Ce jour la nuit se submerga elle-même ;
dans sa clarté tout s'effaçait
de l'étroitesse claironnait le silence

 

Et que tout flambe que reste-t-il d'autres sinon le blabla très commun et l'etc qui s'en suit. Que tout flambe comme si c'était un premier de l'an tous les jours, un anniversaire de nos vingt ans et les buis violents mieux qu'aux vêpres.
Et que le calme en finisse d'être le calme il ne faudrait jamais qu'il passe le temps de sa propre sauvagerie garder cette faim de plus loin que l'antiquité à nos lèvres à nos corps à toutes les demeures sensibles de l'entre nous.
Pourquoi s'obstiner dans le baillement tandis qu'il y a dix mille bouteilles à descendre et plus encore de rues. Les jungles, franchement, très peu pour moi de loin je préfère les villes balbutiantes jusqu'à pas d'heures, la fête et la tête à l'envers que ça vous met.

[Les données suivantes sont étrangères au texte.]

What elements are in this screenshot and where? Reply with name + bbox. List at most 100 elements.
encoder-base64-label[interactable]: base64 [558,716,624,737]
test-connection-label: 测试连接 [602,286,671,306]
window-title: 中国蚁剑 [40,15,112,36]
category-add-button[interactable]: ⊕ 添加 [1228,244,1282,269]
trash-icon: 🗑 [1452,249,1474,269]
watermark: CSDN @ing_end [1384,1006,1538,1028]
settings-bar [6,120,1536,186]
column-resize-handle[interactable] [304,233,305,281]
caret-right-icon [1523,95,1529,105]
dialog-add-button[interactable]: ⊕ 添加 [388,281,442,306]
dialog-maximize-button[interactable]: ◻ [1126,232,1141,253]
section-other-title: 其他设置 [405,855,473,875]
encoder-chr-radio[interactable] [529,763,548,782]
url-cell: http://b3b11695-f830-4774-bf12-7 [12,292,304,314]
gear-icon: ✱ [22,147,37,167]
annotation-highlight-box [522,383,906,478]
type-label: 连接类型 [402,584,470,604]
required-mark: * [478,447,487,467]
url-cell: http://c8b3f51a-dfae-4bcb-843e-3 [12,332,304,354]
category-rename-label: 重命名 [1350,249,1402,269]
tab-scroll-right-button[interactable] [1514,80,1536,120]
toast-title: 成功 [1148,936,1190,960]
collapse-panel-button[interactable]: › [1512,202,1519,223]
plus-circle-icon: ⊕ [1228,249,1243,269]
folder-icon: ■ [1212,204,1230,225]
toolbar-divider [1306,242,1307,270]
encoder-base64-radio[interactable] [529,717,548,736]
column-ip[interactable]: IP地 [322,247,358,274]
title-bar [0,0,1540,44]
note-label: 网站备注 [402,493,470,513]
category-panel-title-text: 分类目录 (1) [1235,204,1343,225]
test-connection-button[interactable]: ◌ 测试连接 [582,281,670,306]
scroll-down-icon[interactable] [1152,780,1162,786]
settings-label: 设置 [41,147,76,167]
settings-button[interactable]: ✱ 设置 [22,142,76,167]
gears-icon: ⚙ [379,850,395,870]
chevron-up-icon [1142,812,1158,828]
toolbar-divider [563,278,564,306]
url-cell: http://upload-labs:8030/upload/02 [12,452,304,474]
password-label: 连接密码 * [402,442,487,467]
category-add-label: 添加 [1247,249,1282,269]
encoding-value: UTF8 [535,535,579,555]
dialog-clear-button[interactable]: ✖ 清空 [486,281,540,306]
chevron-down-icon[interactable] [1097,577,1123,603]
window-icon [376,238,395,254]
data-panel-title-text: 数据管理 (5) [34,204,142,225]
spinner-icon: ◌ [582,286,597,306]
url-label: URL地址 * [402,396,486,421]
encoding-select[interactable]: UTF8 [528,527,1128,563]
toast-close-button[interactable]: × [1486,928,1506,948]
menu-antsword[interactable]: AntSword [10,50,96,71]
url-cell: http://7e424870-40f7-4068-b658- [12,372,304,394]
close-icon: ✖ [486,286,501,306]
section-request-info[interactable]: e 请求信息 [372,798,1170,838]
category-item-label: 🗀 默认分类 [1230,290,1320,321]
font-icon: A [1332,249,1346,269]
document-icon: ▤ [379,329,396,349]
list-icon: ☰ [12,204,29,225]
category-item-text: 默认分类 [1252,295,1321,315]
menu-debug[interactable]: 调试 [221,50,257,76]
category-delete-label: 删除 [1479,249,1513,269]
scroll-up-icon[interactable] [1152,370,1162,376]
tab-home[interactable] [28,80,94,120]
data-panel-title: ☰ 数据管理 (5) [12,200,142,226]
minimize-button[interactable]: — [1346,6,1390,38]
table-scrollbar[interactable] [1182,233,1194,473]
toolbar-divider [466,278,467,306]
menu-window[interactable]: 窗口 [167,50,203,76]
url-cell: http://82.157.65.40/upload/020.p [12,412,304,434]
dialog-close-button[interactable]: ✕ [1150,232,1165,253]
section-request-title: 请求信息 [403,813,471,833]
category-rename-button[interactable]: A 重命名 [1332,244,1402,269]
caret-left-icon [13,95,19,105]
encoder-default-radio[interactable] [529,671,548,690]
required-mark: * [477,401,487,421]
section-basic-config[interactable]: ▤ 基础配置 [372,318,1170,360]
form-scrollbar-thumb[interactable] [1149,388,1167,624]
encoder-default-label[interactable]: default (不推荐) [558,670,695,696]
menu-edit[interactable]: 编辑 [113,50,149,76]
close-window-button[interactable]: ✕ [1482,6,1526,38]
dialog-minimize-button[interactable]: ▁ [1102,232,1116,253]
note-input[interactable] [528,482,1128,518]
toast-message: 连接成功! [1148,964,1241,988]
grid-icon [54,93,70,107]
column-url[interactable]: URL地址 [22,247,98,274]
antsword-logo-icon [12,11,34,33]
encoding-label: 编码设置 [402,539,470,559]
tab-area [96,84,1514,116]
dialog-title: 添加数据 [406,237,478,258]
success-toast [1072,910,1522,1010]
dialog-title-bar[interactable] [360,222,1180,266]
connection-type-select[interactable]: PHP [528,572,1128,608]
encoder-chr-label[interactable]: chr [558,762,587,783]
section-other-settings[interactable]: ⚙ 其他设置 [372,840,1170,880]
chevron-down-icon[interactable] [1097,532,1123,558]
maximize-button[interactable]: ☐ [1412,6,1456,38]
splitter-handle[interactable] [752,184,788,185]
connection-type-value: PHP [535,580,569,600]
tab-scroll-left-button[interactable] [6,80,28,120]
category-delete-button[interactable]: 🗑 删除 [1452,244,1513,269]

L'excès, malgré mon grand âge, ne m'a pas passé et jamais, inchallah, ne me passera. Presque, comme plein, je faillis rentrer dans le rang mais d'un cheveu bouclé je dépassai alors.
Pitié, pitié ahahaha
Aucune idée de la langue correcte à parler les bonnes énumérations et le moment de tendre la main, la joue ou la lèvre.
J'ai lu plein de livres vu plein de films et la chair n'est pas triste pour autant.

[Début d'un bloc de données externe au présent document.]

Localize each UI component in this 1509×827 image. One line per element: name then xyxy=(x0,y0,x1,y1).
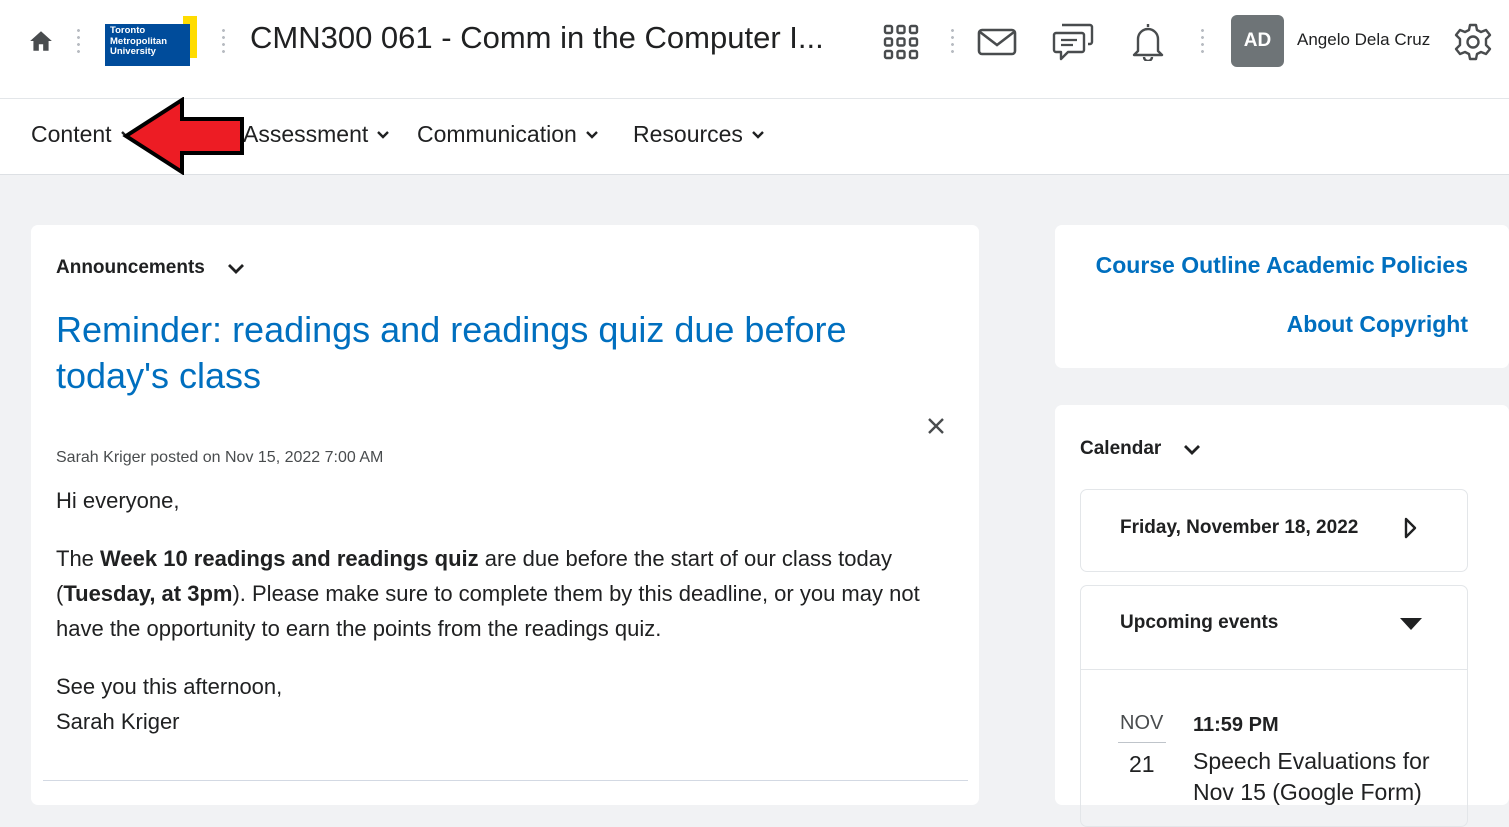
close-icon[interactable] xyxy=(927,417,945,435)
bold-text: Week 10 readings and readings quiz xyxy=(100,546,479,571)
waffle-grid-icon[interactable] xyxy=(883,24,919,60)
copyright-link[interactable]: About Copyright xyxy=(1287,311,1468,338)
calendar-header[interactable]: Calendar xyxy=(1080,438,1201,460)
event-month: NOV xyxy=(1120,712,1164,734)
red-annotation-arrow-icon xyxy=(122,97,244,175)
announcement-meta: Sarah Kriger posted on Nov 15, 2022 7:00… xyxy=(56,449,384,466)
text-run: The xyxy=(56,546,101,571)
calendar-widget: Calendar Friday, November 18, 2022 Upcom… xyxy=(1055,405,1509,827)
nav-item-label: Resources xyxy=(633,121,743,147)
chat-icon[interactable] xyxy=(1052,22,1094,62)
nav-item-assessment[interactable]: Assessment xyxy=(243,121,390,148)
event-title-link[interactable]: Speech Evaluations for Nov 15 (Google Fo… xyxy=(1193,746,1453,808)
course-title[interactable]: CMN300 061 - Comm in the Computer I... xyxy=(250,20,824,56)
divider xyxy=(222,27,225,57)
upcoming-events-panel: Upcoming events NOV 21 11:59 PM Speech E… xyxy=(1080,585,1468,827)
mail-icon[interactable] xyxy=(977,28,1017,56)
nav-item-label: Communication xyxy=(417,121,577,147)
avatar[interactable]: AD xyxy=(1231,15,1284,67)
widget-title: Announcements xyxy=(56,257,205,278)
divider xyxy=(77,27,80,57)
event-time: 11:59 PM xyxy=(1193,714,1279,736)
divider xyxy=(1118,742,1166,743)
event-day: 21 xyxy=(1129,751,1155,777)
signoff-block: See you this afternoon, Sarah Kriger xyxy=(56,669,956,739)
caret-down-icon[interactable] xyxy=(1399,617,1423,631)
bold-text: Tuesday, at 3pm xyxy=(63,581,233,606)
course-outline-link[interactable]: Course Outline Academic Policies xyxy=(1096,252,1468,279)
announcement-paragraph: The Week 10 readings and readings quiz a… xyxy=(56,541,956,646)
greeting: Hi everyone, xyxy=(56,488,180,513)
chevron-right-icon[interactable] xyxy=(1403,517,1417,539)
home-icon[interactable] xyxy=(28,28,54,54)
chevron-down-icon xyxy=(752,130,764,139)
signature: Sarah Kriger xyxy=(56,709,180,734)
logo-line: Toronto xyxy=(110,25,146,36)
nav-item-communication[interactable]: Communication xyxy=(417,121,599,148)
top-bar: Toronto Metropolitan University CMN300 0… xyxy=(0,0,1509,99)
chevron-down-icon xyxy=(585,130,598,139)
widget-title: Calendar xyxy=(1080,438,1162,459)
nav-item-label: Assessment xyxy=(243,121,369,147)
announcement-title-link[interactable]: Reminder: readings and readings quiz due… xyxy=(56,307,916,399)
chevron-down-icon xyxy=(377,130,390,139)
nav-item-content[interactable]: Content xyxy=(31,121,134,148)
chevron-down-icon[interactable] xyxy=(227,263,245,274)
university-logo[interactable]: Toronto Metropolitan University xyxy=(105,16,197,66)
announcements-widget: Announcements Reminder: readings and rea… xyxy=(31,225,979,805)
date-selector: Friday, November 18, 2022 xyxy=(1080,489,1468,572)
signoff: See you this afternoon, xyxy=(56,674,283,699)
logo-text: Toronto Metropolitan University xyxy=(110,25,190,58)
selected-date[interactable]: Friday, November 18, 2022 xyxy=(1120,517,1358,539)
nav-item-label: Content xyxy=(31,121,112,147)
divider xyxy=(951,27,954,57)
divider xyxy=(43,780,968,781)
links-widget: Course Outline Academic Policies About C… xyxy=(1055,225,1509,368)
logo-line: University xyxy=(110,46,156,57)
chevron-down-icon[interactable] xyxy=(1183,444,1201,455)
announcements-header[interactable]: Announcements xyxy=(56,257,245,279)
gear-icon[interactable] xyxy=(1453,22,1493,62)
upcoming-events-header[interactable]: Upcoming events xyxy=(1081,586,1467,670)
username[interactable]: Angelo Dela Cruz xyxy=(1297,30,1430,50)
announcement-body: Hi everyone, The Week 10 readings and re… xyxy=(56,483,956,762)
upcoming-events-label: Upcoming events xyxy=(1120,612,1279,633)
nav-item-resources[interactable]: Resources xyxy=(633,121,765,148)
bell-icon[interactable] xyxy=(1130,21,1166,61)
divider xyxy=(1201,27,1204,57)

Tu renifles les mêmes bas-fonds à la recherche toujours des mêmes odeurs ces parfums de carnage qui furent toute ta vie, toi, que tu croises au miroir presqu'intact et tu t'étonnes, toi, d'être si imperméable aux ans.
Une grande fatigue, des cachets inédits et un peu plus de foulard.

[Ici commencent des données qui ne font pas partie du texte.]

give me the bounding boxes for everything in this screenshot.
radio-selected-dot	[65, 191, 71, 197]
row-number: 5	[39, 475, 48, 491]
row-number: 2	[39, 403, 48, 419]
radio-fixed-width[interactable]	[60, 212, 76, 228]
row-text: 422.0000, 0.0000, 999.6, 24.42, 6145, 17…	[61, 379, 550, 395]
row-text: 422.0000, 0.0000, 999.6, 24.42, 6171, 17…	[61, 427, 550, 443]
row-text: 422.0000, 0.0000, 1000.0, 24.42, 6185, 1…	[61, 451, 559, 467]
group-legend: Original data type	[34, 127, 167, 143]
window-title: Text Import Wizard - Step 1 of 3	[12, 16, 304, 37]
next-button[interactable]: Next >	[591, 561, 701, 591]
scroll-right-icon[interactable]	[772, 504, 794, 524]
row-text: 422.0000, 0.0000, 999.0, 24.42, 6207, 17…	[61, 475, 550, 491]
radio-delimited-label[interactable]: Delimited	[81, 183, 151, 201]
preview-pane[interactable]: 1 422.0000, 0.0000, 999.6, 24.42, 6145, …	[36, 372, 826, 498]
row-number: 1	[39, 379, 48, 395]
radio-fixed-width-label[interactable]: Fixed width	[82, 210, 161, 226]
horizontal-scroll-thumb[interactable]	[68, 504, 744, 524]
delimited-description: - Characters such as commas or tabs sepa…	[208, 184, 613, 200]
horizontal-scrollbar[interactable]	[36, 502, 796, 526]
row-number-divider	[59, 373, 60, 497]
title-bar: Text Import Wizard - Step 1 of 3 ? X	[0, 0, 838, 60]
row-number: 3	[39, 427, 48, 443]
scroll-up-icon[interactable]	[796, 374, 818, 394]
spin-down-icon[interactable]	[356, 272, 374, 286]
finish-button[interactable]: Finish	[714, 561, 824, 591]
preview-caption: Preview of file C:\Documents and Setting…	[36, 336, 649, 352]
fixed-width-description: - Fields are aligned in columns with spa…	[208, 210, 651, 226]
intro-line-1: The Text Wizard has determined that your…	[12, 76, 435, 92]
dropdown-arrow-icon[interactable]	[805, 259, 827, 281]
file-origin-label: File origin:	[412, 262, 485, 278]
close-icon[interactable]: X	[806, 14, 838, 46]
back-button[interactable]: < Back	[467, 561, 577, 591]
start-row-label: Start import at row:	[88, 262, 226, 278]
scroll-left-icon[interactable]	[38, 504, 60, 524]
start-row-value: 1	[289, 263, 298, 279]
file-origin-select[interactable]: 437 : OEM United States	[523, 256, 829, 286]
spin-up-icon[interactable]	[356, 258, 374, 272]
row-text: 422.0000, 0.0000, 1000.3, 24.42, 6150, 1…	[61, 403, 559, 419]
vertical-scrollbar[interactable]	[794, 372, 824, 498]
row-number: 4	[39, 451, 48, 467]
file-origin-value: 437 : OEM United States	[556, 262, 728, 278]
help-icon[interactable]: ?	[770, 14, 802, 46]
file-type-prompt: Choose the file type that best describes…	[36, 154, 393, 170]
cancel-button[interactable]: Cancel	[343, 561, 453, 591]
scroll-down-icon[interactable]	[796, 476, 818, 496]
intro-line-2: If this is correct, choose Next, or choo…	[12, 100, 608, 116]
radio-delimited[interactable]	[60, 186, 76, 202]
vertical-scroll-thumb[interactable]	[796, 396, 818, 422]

Et que tout flambe dans un cri de joie que tout flambe pitié ô divnités que s'écroule votre incendie ou lui, feu, flamme, brûlures d'hors nous, spontanément, jaillissaient et que tout flambe pour qu'ainsi le monde se pare d'une ombre neuve et dansante.
Ah toujours les mêmes histoires la place carrée du Louvre et le pas acharné des amants illégaux. Que de toute ma mémoire s'écoulent les alcools forts et que tout flambe, que tout flambe...pitié qu'il ne reste plus rien, pitié.